Taken together with Greene and Le Carre these novels suggest a society that has fundamentally changed over the century, shedding at least some of its ignorant self-satisfaction. Instead there appears to be a growing awareness of how Britain has often been an amoral or malign influence in the world. Now, reflected in Herron’s black comedic works, Britain’s silliness is increasing in proportion to its diminishing economic prospects and political influence.

Perhaps then there is a faint glimmer of hope that Britain can become “better than this.” Until then, different generations of spy writers offer interesting insights on how well it has understood what it has actually been.

The Slough House series, by Mick Herron (Slow Horses; Dead Lions; Real Tigers; London Rules; Spook Street; Joe Country; Slough House)

Summary: extraordinarily bingeable, spooky epic

I started reading Mick Herron’s Slough House series a month or so ago thinking this will be a series to keep me entertained over a year or two, a palette cleanser between volumes such as Caro’s biography of Lyndon Johnson or other more “worthy” reading material.

Thing is, once I’d finished volume one, Slow Horses, I had to check out volume two… and once that was done, there was an urgent need to find out what was going on in volume 3…

So, in the end, I’ve read all seven books in the series in about a month, and it’s one of the most pleasurable reading experiences I’ve had in many a year.

The Slough House series recounts the misadventures of the denizens of Slough House, a bunch of failed MI5 officers, stuck into a run down office in the Barbican area of London under the supervision of the vile Jackson Lamb. (“You broke the arm of a 23 year old woman.” “I’d have broken the arm of a 40 year old man too.

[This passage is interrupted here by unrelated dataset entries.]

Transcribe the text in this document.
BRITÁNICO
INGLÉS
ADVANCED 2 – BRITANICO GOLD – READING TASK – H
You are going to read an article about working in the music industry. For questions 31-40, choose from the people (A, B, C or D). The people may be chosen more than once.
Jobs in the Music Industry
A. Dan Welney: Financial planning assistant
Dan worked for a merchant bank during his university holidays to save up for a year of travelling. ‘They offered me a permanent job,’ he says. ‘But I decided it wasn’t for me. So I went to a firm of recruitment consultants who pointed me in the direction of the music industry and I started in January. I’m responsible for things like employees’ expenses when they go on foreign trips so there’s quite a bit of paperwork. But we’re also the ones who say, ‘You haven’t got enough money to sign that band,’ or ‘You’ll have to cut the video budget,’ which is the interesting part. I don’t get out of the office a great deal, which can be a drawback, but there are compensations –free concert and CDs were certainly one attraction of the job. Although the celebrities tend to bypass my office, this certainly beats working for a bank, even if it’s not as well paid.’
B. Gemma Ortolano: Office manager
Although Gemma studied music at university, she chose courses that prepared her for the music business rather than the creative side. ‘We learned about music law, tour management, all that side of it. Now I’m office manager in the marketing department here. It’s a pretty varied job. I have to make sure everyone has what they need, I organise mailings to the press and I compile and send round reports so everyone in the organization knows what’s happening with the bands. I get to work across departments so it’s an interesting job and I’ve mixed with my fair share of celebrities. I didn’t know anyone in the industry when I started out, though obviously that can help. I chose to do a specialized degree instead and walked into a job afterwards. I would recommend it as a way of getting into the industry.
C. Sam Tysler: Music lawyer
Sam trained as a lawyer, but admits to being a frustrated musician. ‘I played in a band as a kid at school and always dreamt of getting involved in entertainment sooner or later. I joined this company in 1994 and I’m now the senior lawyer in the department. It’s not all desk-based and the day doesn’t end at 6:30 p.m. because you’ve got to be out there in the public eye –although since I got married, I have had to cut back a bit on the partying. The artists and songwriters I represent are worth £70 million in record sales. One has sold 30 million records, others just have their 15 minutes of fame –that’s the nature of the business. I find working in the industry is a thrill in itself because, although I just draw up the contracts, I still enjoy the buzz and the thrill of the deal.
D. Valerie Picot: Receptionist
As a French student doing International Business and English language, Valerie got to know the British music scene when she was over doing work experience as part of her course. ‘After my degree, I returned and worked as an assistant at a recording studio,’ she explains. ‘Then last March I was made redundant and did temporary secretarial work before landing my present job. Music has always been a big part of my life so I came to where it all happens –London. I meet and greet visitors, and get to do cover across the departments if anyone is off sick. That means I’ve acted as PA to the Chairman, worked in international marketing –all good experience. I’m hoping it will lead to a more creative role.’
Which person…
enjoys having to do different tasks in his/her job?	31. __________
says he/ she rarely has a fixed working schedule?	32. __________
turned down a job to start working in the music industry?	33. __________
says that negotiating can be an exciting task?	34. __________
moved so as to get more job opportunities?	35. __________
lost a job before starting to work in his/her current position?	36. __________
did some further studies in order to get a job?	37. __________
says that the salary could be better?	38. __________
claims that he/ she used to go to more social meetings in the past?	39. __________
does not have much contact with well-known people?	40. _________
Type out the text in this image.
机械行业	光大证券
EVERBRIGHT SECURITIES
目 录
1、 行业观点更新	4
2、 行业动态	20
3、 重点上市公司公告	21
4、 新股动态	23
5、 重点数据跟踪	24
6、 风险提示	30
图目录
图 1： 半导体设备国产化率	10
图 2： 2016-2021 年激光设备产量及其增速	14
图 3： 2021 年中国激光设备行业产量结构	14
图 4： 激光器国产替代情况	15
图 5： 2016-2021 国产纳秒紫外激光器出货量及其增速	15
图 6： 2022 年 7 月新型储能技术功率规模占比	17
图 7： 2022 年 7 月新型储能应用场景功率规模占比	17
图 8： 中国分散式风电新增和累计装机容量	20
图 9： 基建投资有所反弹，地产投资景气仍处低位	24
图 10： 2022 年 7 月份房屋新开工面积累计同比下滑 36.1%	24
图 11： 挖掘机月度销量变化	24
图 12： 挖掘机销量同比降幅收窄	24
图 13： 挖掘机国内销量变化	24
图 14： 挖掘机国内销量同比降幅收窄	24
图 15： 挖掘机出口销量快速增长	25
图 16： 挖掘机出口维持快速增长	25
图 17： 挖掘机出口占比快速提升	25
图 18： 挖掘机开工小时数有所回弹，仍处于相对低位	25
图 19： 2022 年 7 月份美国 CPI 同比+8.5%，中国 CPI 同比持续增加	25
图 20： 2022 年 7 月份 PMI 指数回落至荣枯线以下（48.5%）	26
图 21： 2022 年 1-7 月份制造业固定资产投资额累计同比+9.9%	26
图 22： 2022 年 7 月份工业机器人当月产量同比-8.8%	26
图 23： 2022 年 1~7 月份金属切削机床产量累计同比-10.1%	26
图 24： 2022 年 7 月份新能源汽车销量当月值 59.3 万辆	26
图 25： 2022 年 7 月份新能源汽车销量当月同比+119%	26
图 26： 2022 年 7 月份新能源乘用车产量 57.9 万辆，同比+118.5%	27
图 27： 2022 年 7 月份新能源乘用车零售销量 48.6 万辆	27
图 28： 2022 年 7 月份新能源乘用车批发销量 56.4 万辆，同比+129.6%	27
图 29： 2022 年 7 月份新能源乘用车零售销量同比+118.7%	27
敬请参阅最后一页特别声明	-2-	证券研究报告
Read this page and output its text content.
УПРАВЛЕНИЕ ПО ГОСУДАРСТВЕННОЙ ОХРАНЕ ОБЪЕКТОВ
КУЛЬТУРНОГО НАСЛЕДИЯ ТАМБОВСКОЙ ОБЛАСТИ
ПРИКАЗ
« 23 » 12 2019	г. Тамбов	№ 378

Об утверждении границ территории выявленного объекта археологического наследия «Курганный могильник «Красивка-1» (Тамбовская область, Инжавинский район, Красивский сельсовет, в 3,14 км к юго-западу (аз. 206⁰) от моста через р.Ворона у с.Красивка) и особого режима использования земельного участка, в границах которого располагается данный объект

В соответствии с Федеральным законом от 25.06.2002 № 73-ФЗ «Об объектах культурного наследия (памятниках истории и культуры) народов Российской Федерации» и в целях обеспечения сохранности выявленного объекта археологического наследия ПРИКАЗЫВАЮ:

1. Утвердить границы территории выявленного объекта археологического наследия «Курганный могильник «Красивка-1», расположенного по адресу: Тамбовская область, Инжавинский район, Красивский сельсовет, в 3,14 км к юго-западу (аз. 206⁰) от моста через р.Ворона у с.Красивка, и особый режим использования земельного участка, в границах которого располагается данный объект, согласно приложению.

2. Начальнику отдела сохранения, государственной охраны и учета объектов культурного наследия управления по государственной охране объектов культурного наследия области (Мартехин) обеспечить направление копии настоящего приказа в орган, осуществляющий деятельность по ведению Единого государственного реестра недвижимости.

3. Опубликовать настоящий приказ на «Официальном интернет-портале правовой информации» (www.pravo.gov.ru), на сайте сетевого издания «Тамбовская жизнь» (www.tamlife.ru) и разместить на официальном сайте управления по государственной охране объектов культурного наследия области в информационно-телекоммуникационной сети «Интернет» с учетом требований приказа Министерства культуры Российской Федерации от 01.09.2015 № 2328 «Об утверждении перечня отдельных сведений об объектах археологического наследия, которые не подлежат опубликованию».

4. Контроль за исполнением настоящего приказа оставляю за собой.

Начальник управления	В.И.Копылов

This is what a feminist looks like.”)

Tina Fey once discussing her comic creation Jack Donaghy, for her sublime TV series 30 Rock, described him as an archetypal nightmare boss: not just one who was repulsive, but worse still one who was right an awful lot of the time.

Mick Herron’s creation, Jackson Lamb, turns this all the way up to eleven: a misanthropic, rude, bullying, flatulent, unsanitary nightmare who is, nevertheless, very funny, ferociously smart, protective of his subordinates from anyone apart from him bullying them, and just the sort of violent talent you want at your side when the chips are down.

Mick Herron has been compared with John Le Carre, and the Slough House series shares a similar milieu, and political concerns, charting the rise of authoritarianism in Brexity England. But this is Le Carre on acid. The books are very funny, often violent, and pervaded with a deep sense of dread that arises from the knowledge that your favourite characters dwell in these pages under mortal threat.

Having finished the latest novel in the series, Slough House, I am bereft. Treat yourself and jump in.